Table 2 Evaluation records of different identification methods

Conclusions

Aiming at solving low-accuracy problems of in situ lithology identification in the field, an improved SSD was proposed and was combined with DB and GIS to propose a method called DGS. The methods were applied to the images of typical rocks in Xingcheng area. The average accuracies of the improved SSD and DGS were 89.4% and 98.4%, respectively, and the maximum accuracies could reach 100%. The two proposed methods could identify lithology accurately. Moreover, DGS with constraints helped improve the accuracy based on the improved SSD and support future identifications by building a lithology database.
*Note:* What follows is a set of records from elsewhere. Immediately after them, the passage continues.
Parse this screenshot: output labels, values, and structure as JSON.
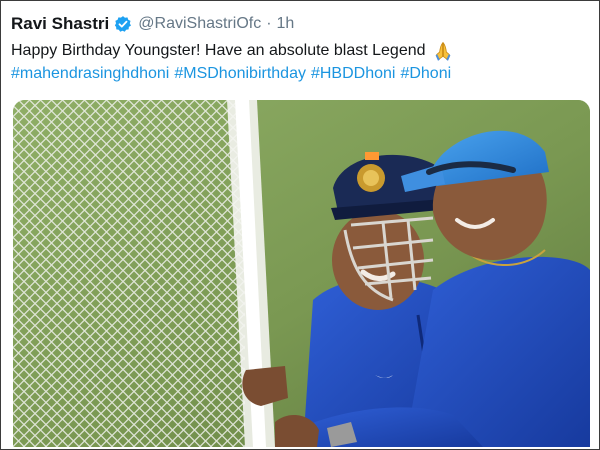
{
  "tweet": {
    "author_name": "Ravi Shastri",
    "handle": "@RaviShastriOfc",
    "separator": "·",
    "time": "1h",
    "text": "Happy Birthday Youngster! Have an absolute blast Legend",
    "emoji": "folded-hands",
    "hashtags": [
      "#mahendrasinghdhoni",
      "#MSDhonibirthday",
      "#HBDDhoni",
      "#Dhoni"
    ],
    "media": {
      "kind": "photo",
      "subject": "two cricketers smiling beside practice nets"
    }
  },
  "colors": {
    "text": "#14171a",
    "secondary": "#657786",
    "link": "#1b95e0",
    "verified": "#1da1f2",
    "frame": "#3b3b3b"
  }
}
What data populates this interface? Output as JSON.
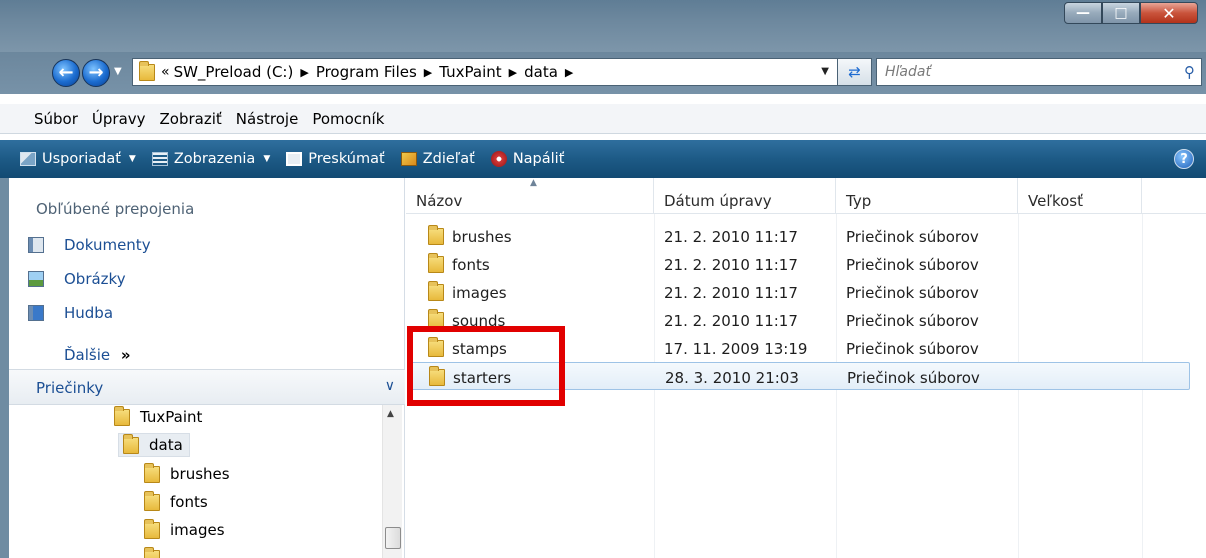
{
  "address": {
    "overflow": "«",
    "crumbs": [
      "SW_Preload (C:)",
      "Program Files",
      "TuxPaint",
      "data"
    ]
  },
  "search": {
    "placeholder": "Hľadať"
  },
  "menu": [
    "Súbor",
    "Úpravy",
    "Zobraziť",
    "Nástroje",
    "Pomocník"
  ],
  "toolbar": {
    "organize": "Usporiadať",
    "views": "Zobrazenia",
    "explore": "Preskúmať",
    "share": "Zdieľať",
    "burn": "Napáliť"
  },
  "nav": {
    "favorites_title": "Obľúbené prepojenia",
    "favorites": [
      "Dokumenty",
      "Obrázky",
      "Hudba"
    ],
    "more": "Ďalšie",
    "more_glyph": "»",
    "folders_title": "Priečinky",
    "tree": [
      "TuxPaint",
      "data",
      "brushes",
      "fonts",
      "images"
    ]
  },
  "columns": {
    "name": "Názov",
    "modified": "Dátum úpravy",
    "type": "Typ",
    "size": "Veľkosť"
  },
  "files": [
    {
      "name": "brushes",
      "modified": "21. 2. 2010 11:17",
      "type": "Priečinok súborov"
    },
    {
      "name": "fonts",
      "modified": "21. 2. 2010 11:17",
      "type": "Priečinok súborov"
    },
    {
      "name": "images",
      "modified": "21. 2. 2010 11:17",
      "type": "Priečinok súborov"
    },
    {
      "name": "sounds",
      "modified": "21. 2. 2010 11:17",
      "type": "Priečinok súborov"
    },
    {
      "name": "stamps",
      "modified": "17. 11. 2009 13:19",
      "type": "Priečinok súborov"
    },
    {
      "name": "starters",
      "modified": "28. 3. 2010 21:03",
      "type": "Priečinok súborov"
    }
  ],
  "colors": {
    "highlight": "#e10000",
    "toolbar": "#1d5a86",
    "link": "#1c4f94"
  }
}
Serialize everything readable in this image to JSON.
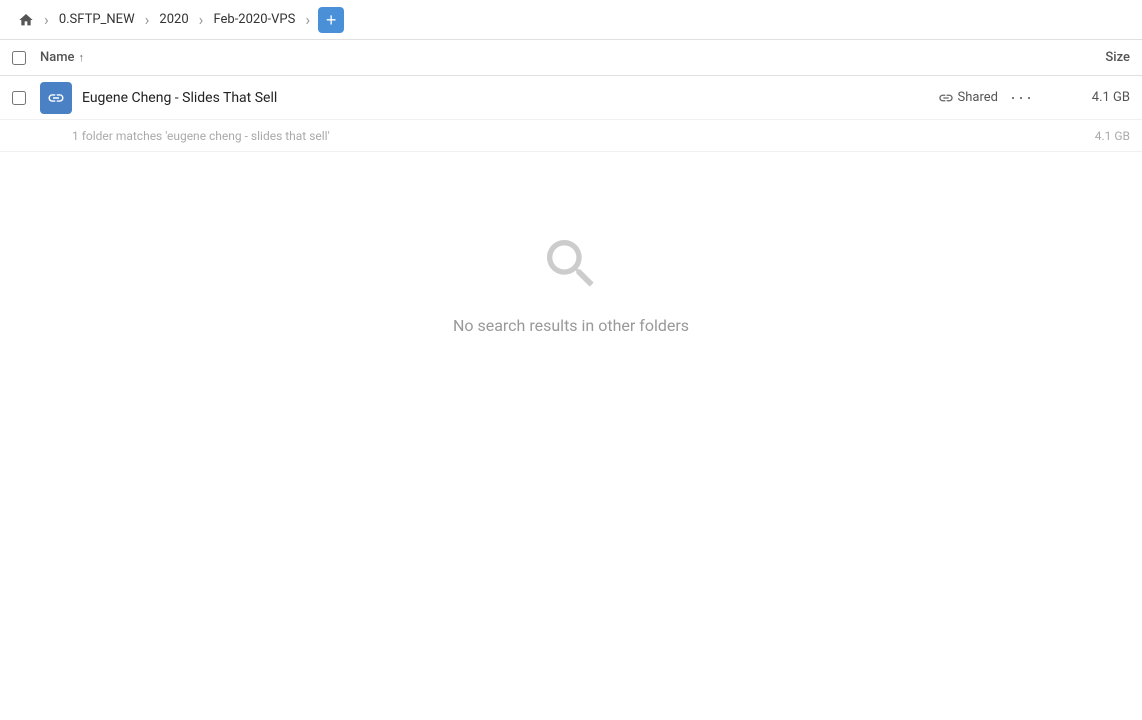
{
  "breadcrumb": {
    "home_icon": "home",
    "items": [
      {
        "label": "0.SFTP_NEW"
      },
      {
        "label": "2020"
      },
      {
        "label": "Feb-2020-VPS"
      }
    ],
    "add_button_label": "+"
  },
  "column_header": {
    "name_label": "Name",
    "sort_arrow": "↑",
    "size_label": "Size"
  },
  "file_row": {
    "name": "Eugene Cheng - Slides That Sell",
    "shared_label": "Shared",
    "size": "4.1 GB",
    "more_label": "···"
  },
  "match_row": {
    "text": "1 folder matches 'eugene cheng - slides that sell'",
    "size": "4.1 GB"
  },
  "empty_state": {
    "icon": "search",
    "text": "No search results in other folders"
  }
}
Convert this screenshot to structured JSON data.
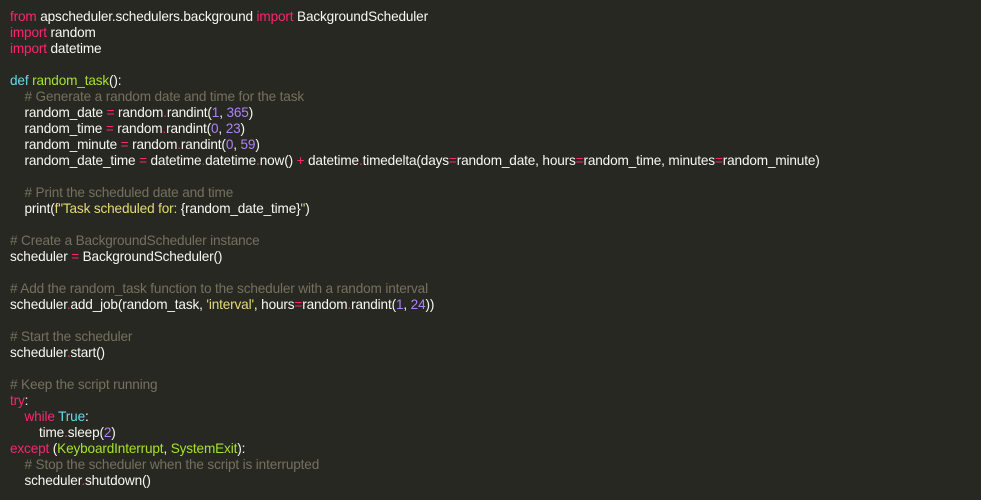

A series of tests were designed and implemented to discuss the effects of various parameters on identification. Different learning rates and batch sizes were used to train the model, and the values of loss and accuracies were recorded and analyzed. Generally, the smaller the learning rate, the smaller the value of loss, the faster the convergence rate, and the higher final accuracy; the smaller the batch size, the larger the value of loss and the higher final accuracy. Furthermore, learning rate had a small impact on the ascending rate of accuracy, whereas batch size had a small impact on the convergence rate. The values of learning rate and batch size should be determined correctly, or else loss increased. Hence, the appropriate parameter combination was provided for the optimal model. In this study, the optimal parameters were a learning rate of 1 × 10−4 and batch size of 4. The superiority of the proposed methods was further proven based on various metrics, including accuracy, precision, recall, F1-score, and mAP. Compared with YOLOv5s, DGS had a stronger identification ability; however, the former had a faster identification speed. Moreover, the improved SSD and DGS were effective and feasible, and could provide new insights into and support for in situ lithology identification in the field.